TooStressyTooMessy Thu 05-Mar-20 19:28:38

I thought about it briefly but don’t think I could do it. Putting ethical issues aside I think your registration is in just as much jeopardy doing that job with the pressures and the lack of clients as it is on a pressurised NHS unit, just in a different way. As PP say, staff turnover is terrible.

TooStressyTooMessy Thu 05-Mar-20 19:29:04

Lack of care towards clients that should say.

namechangedembarrassed Thu 05-Mar-20 20:56:18

Thank you for speaking for the ethical majority of the nursing profession +TooStressyTooMessy*

Agreed 100% FabbyChix it's horrible to think that some nurses/HCPs get off on the cruelty of it, too

NomDeDieu Thu 05-Mar-20 21:25:40

Tbf I dint think that assessors are just cruel people. The ones I’ve met are nice. They are trying to do/keep their job.
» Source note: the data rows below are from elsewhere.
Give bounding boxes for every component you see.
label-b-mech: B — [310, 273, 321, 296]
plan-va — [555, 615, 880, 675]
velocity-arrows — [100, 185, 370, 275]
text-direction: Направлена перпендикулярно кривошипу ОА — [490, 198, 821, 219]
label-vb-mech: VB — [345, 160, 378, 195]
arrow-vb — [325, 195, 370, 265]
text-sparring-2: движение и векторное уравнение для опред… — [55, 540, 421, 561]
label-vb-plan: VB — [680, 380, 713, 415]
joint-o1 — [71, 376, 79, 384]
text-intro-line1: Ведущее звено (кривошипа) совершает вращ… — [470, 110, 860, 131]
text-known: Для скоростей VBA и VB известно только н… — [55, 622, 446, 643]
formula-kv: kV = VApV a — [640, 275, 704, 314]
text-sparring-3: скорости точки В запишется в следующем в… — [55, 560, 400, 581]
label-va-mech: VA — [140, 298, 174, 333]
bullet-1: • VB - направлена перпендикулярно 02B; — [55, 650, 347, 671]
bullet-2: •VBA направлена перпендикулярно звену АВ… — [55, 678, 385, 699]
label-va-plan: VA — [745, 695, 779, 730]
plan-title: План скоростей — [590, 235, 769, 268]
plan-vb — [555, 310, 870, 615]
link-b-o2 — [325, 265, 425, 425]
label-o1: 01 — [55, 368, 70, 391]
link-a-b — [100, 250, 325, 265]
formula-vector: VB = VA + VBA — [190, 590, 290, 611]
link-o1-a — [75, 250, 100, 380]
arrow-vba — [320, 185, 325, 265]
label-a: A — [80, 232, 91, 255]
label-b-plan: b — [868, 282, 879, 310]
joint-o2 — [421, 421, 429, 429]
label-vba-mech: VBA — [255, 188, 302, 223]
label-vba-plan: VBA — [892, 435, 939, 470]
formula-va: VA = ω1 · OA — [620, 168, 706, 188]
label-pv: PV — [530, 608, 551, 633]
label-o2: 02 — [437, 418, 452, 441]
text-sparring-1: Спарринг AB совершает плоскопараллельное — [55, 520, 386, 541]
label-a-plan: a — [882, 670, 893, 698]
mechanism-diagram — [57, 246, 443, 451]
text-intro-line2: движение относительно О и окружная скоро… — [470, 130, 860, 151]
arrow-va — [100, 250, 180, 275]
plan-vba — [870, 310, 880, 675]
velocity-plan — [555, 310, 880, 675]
What i am finding sad is the brainwashing/culture in that company that means they are loosing sight of reality. (Plus they have no choice in following the rules).

The amount of mistakes seems to be linked with the fact reports are written afterwards, on memory (I thnk they have 30mins with the person and then 1h00 writting time?). If it’s not finished on time, it’s done at the end of the day (cue high risk of mixing up things)

TooStressyTooMessy Thu 05-Mar-20 21:57:55

Thanks namechanged

I absolutely agree with you though Nom, I don’t think the assessors are cruel themselves; I think it is the system that is cruel.

Atla Thu 05-Mar-20 22:12:05

I am a nurse and did this for a short time. I hated it from day 1 - the time pressure and deadlines for reports are horrendous. I was told to change reports on several occasions by managers (against my clinical judgement).

Handed in my notice after two weeks and went back to the nhs. Less money but I kept my soul. They have about 50% attrition - to be able to do it you have to be able to completely detach from the applicants as people - I couldn't.

What about changing roles - something less acute?

Atla Thu 05-Mar-20 22:13:35

And yes - the system is cruel. It is very very difficult to score enough points to qualify for an award.

AwaAnBileYerHeid Wed 18-Nov-20 22:00:11

@MINEareCRAFTy did you ever take the leap into this job?

Cloud21 Thu 19-Nov-20 13:36:32

There was one of these in AMA (Ask me Anything)

Pop over there. It might still exist but it did get quite heated if I remember correctly.